Reputation: 160
Have a spark data frame . One of the col has dates populated in the format like 2018-Jan-12
I need to change this structure to 20180112
How can this be achieved
Upvotes: 2
Views: 18896
Reputation: 43494
For Spark version 1.5+
Suppose you had the following DataFrame:
df = sqlCtx.createDataFrame([("2018-Jan-12",)], ["date_str"])
df.show()
#+-----------+
#| date_str|
#+-----------+
#|2018-Jan-12|
#+-----------+
To avoid using udf
s, you can first convert the string to a date:
from pyspark.sql.functions import from_unixtime, unix_timestamp
df = df.withColumn('date', from_unixtime(unix_timestamp('date_str', 'yyyy-MMM-dd')))
df.show()
#+-----------+-------------------+
#| date_str| date|
#+-----------+-------------------+
#|2018-Jan-12|2018-01-12 00:00:00|
#+-----------+-------------------+
Then format the date as a string in your desired format:
from pyspark.sql.functions import date_format, col
df = df.withColumn("new_date_str", date_format(col("date"), "yyyyMMdd"))
df.show()
#+-----------+-------------------+------------+
#| date_str| date|new_date_str|
#+-----------+-------------------+------------+
#|2018-Jan-12|2018-01-12 00:00:00| 20180112|
#+-----------+-------------------+------------+
Or if you prefer, you can chain it all together and skip the intermediate steps:
import pyspark.sql.functions as f
df.select(
f.date_format(
f.from_unixtime(
f.unix_timestamp(
'date_str',
'yyyy-MMM-dd')
),
"yyyyMMdd"
).alias("new_date_str")
).show()
#+------------+
#|new_date_str|
#+------------+
#| 20180112|
#+------------+
Upvotes: 5
Reputation: 10256
You can use Pyspark UDF.
from pyspark.sql import functions as f
from pyspark.sql import types as t
from datetime.datetime import strftime, strptime
df = df.withColumn('date_col', f.udf(lambda d: strptime(d, '%Y-%b-%d').strftime('%Y%m%d'), t.StringType())(f.col('date_col')))

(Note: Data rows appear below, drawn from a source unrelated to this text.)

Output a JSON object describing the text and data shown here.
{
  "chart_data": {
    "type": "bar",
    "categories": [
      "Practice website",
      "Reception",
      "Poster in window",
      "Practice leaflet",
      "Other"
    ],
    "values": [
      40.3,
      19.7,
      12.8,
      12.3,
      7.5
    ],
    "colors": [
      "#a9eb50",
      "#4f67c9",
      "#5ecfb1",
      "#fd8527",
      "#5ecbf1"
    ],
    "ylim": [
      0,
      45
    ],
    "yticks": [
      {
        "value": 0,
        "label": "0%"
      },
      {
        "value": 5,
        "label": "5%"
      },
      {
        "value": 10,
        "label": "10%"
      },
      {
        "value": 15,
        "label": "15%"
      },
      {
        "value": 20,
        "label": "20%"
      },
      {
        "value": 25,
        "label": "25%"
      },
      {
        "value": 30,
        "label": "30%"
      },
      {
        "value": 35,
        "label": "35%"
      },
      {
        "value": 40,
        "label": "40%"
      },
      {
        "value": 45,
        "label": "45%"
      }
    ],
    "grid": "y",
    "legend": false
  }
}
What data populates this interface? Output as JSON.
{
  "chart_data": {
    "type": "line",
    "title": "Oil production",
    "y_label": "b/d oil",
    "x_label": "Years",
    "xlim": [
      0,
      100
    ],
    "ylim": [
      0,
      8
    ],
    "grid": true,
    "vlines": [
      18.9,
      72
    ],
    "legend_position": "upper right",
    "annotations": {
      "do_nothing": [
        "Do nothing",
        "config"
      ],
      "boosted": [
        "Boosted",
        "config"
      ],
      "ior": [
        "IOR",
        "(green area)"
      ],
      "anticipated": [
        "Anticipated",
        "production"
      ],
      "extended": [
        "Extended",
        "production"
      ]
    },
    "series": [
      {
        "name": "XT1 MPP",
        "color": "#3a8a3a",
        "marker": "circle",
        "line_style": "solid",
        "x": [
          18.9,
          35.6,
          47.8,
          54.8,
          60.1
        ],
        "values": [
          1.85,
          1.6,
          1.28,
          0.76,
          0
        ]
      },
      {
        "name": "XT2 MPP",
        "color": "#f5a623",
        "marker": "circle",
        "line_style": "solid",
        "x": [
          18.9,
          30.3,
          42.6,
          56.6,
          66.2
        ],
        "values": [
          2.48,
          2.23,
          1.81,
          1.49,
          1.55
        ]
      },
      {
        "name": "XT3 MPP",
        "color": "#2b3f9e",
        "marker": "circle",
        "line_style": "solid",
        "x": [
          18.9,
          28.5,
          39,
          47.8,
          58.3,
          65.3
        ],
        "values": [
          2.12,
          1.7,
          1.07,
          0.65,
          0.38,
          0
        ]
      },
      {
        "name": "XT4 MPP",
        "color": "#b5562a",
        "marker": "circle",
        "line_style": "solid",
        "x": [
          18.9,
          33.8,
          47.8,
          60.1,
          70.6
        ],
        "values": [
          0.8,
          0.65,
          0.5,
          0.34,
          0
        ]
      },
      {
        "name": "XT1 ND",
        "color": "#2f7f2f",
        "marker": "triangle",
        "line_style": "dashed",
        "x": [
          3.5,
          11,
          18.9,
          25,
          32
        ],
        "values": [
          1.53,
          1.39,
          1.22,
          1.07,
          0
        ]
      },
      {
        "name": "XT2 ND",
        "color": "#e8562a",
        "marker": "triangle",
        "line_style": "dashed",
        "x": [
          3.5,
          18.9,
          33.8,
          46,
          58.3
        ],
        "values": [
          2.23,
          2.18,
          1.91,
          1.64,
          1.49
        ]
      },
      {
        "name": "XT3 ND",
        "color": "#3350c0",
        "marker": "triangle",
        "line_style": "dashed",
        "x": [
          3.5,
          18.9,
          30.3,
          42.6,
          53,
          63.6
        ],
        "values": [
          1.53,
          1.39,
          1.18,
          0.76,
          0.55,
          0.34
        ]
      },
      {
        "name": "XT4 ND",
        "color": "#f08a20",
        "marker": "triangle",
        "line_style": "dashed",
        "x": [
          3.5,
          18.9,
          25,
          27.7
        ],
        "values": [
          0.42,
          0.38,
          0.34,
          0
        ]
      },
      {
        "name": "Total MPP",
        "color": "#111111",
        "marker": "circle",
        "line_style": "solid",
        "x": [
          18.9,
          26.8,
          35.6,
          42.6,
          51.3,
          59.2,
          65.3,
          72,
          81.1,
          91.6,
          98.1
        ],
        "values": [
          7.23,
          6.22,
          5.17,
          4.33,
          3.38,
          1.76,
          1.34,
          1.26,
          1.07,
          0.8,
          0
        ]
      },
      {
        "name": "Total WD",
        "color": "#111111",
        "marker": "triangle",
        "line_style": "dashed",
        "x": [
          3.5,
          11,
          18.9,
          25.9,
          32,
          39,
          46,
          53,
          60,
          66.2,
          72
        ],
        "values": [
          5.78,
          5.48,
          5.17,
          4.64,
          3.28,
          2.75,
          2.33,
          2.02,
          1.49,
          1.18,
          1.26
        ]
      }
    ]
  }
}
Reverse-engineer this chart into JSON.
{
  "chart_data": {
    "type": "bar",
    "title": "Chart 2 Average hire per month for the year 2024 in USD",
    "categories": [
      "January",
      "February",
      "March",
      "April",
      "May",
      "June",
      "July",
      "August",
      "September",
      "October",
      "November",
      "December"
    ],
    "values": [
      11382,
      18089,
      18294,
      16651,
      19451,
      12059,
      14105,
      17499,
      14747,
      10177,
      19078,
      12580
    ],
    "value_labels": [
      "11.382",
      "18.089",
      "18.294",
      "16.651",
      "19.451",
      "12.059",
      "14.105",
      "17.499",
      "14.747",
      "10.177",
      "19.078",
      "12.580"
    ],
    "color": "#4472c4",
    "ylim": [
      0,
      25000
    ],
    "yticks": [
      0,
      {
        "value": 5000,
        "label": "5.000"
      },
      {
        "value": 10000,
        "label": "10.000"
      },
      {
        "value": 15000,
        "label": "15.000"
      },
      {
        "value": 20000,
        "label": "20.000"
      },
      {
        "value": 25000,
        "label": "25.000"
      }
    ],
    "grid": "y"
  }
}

Or, you can define a large function to catch exceptions if needed.
def date_converter(col):
try:
_date = strptime(date_string, '%Y-%b-%d')
str_date = _date.strftime('%Y%m%d')
return str_date
except Exception:
# Some code if needed
return ''
udf_function = f.udf(date_converter, t.StringType())
df = df.withColumn('date_col', udf_function(df.date_col))
note: I am assuming date_col
is the name of your column.
Upvotes: 4
Reputation: 823
Investigate Python's datetime library, and the methods strftime()
and strptime()
: Basic date and time types: trftime() and strptime()
For example, using strftime.org as a reference:
from datetime import datetime
date_string = '2018-Jan-12'
# Assuming day of the month is a zero-padded decimal number
datetime_object = datetime.strptime(date_string, '%Y-%b-%d')
converted_date_string = datetime_object.strftime('%Y%m%d')
Upvotes: 1